Ein Co-Pilot von TAROM hat am Ende eines Fluges auf der Strecke Bukarest–Amsterdam–Bukarest aufgrund von Müdigkeit und möglichem psychischem Unwohlsein, laut dem vorläufigen Bericht der Agentur für die Untersuchung von Unfällen und Vorfällen in der Zivilluftfahrt (AIAS), Schwierigkeiten gehabt.

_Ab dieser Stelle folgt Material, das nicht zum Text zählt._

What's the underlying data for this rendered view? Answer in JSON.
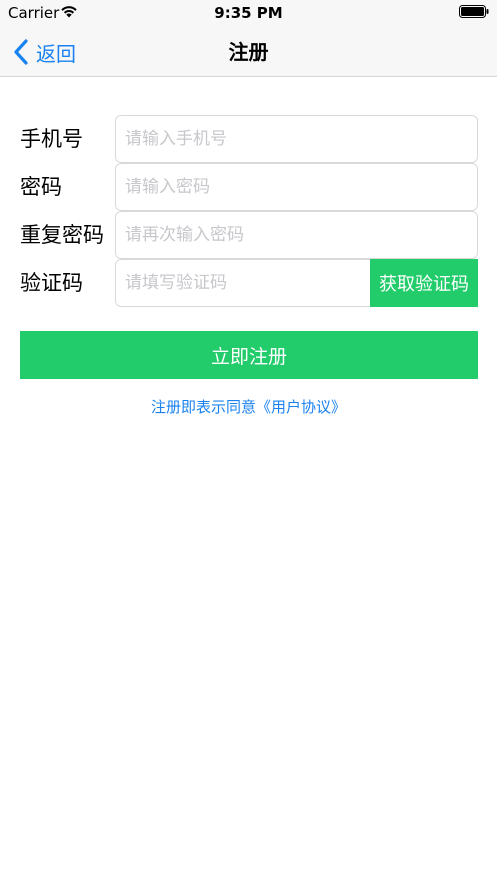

Das Dokument zeigt, dass der Pilot Schwierigkeiten in der Landungsphase hatte, was eine medizinische Intervention am Flughafen Otopeni erforderlich machte. Obwohl er zunächst erklärte, dass er den Flug fortsetzen könne, bat er später den Kapitän, die Kontrolle über das Flugzeug zu übernehmen.
Sein Zustand verschlechterte sich während des Wendefluges, in dem der Kapitän den Notfall ausrief. Nach der Landung verließ der Co-Pilot das Flugzeug ohne medizinische Hilfe und wurde später mit einem lipotimischen Zustand diagnostiziert.
Der Bericht erwähnt außerdem, dass er auf Schlafmangel in der vorhergehenden Nacht hingewiesen hätte, beeinträchtigt durch Lärm und die Verwendung eines Mittels gegen Mücken. Nach dem Vorfall beschloss TAROM, die Planung der beiden Piloten im selben Team zu vermeiden und zusätzliche Maßnahmen zur operativen Sicherheit zu implementieren.